As the keratoconus progressed, she began having difficulty with everyday tasks. She was going home every day after work with terrible headaches and driving was becoming nearly impossible.

In 2011, Stephen received the gift of sight. She has come full circle, giving back through her job as supervisor of Hospital Development for Gift of Hope Organ & Tissue Donor Network.

“Thanks to the generosity of my cornea donor, I was able to see clearly as I walked down the aisle at my wedding a few years ago,” she said. “I also was able to see my beautiful daughter’s face clearly when she was born last year. Those moments would not have been possible without the generous young man and his family that said yes to donation. He literally gave me a new outlook on my future.”

As a middle school science teacher at Grimmer Middle School in Schererville, Dan Runyon strived to make a difference in young people’s lives. He was an active father to daughter Avery and son Cole. He served as assistant coach for the middle school’s track and football teams. While running with the middle school running club, he suddenly collapsed as his heart went into cardiac arrest. He died two days later. He was just 45 years old.

Dan’s wife Heather said she never wavered when asked if the family would consider tissue donation as well as organ donation.

“I knew organ donation was his wish even before we were married,” she explained. “I knew he didn’t want to be buried with vital and precious gifts that could be shared with others if and when his time of earth was up. As you can imagine, it was extremely overwhelming when Gift of Hope shared that through donation, Dan was able to help 222 people from 16 different states. One hundred fifty-six people received bone grafts, 60 people received skin grafts, six people received tendon/ligament transplants. He can continue to help people with his tissue donation as some of his gifts can be used up to five years from the date of recovery.”

“When living, Dan would do whatever he could to help others…to help me, our children, his friends and family and his students-and in his final act here on earth; he offered himself through the selfless act of donation in order that others could thrive. It is amazing that even in death, my husband is able to make such an impact and help other people,” Runyon said.

The theme for the 131th Rose Parade is “The Power of Hope.” Hope represents dignity and respect, joy and happiness, aspiration and achievement. With this in mind, the 2020 Donate Life float called “Light in the Darkness,” highlights the power of unity, light, and love, as celebrated during Southeast Asia’s Diwali or the Festival of Lights, a celebration of the light shining through the darkness. The float will carry donor families, living donors, and transplant recipients as part of the Rose Bowl events Wednesday, January 1 in Pasadena, Calif.

The front of the float features colorful rangoli, intricate circular designs made of rice and flowers, created to adorn the entrance of a home.
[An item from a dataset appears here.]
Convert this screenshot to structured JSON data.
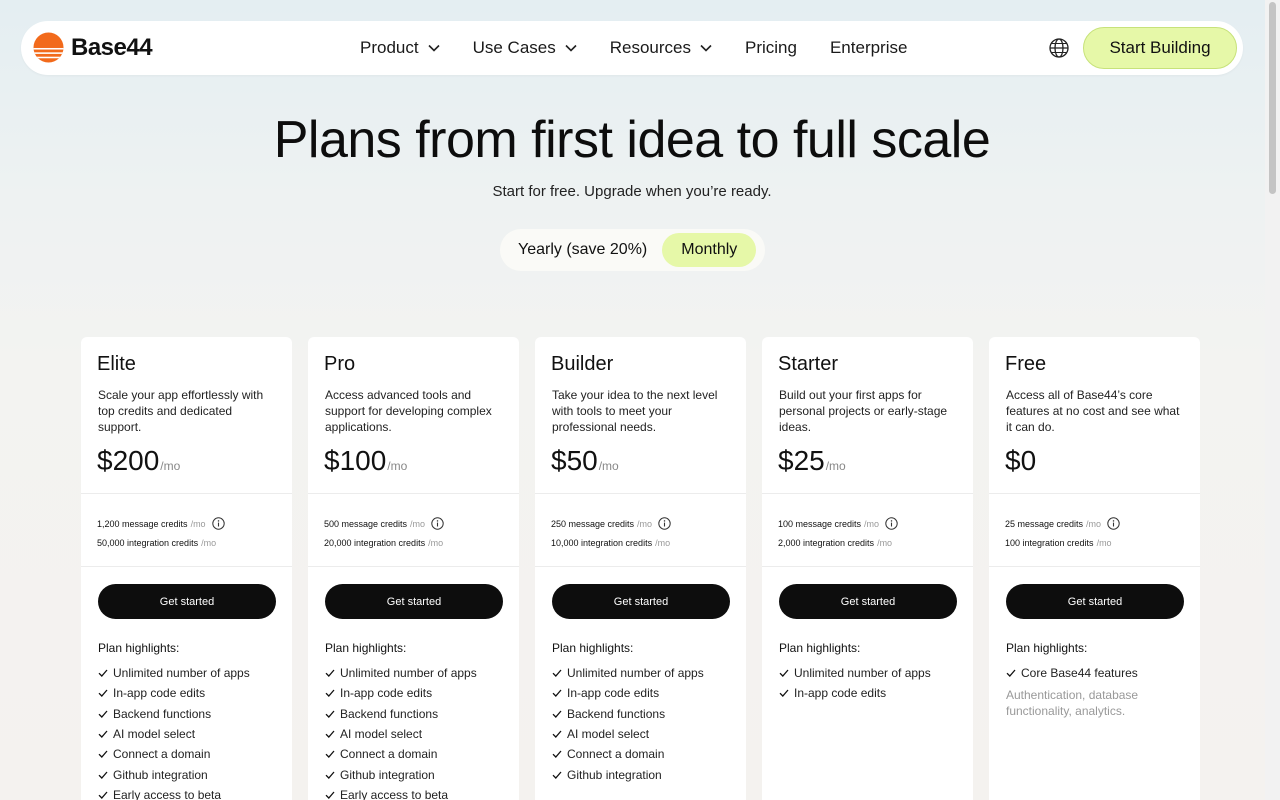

These rangoli will house thousands of individually dedicated roses to honor those who have saved and healed lives through the power of organ, eye and tissue donation. Two brass oil lamps known as “diya” feature traditional peacock designs and are accompanied by three majestic peacocks, symbols of new life. Twenty-six organ, eye and tissue recipients or living donors will be seated among the peacocks or walk alongside the float. Floral displays overflow from intricate vessels, adorned with 44 memorial floral portraits, honoring the gift of life and light given by organ, eye and tissue donors.   

One person can save up to eight lives through the donation of lifesaving organs – heart, kidney, liver, lungs, pancreas and small intestine – and help more than 50 people or more who need corneas to see, skin to heal from burns and bones and connective tissue for common knee, back and dental surgeries. Some 6,000 lives per year also are saved by living kidney and liver donors.

Organ and tissue donations save and heal hundreds of thousands of adults and children each year in the U.S. alone. Indiana residents can register their intent to be organ and tissue donors while obtaining or renewing their drivers’ license. Registration also is accepted at donatelifeindiana.org.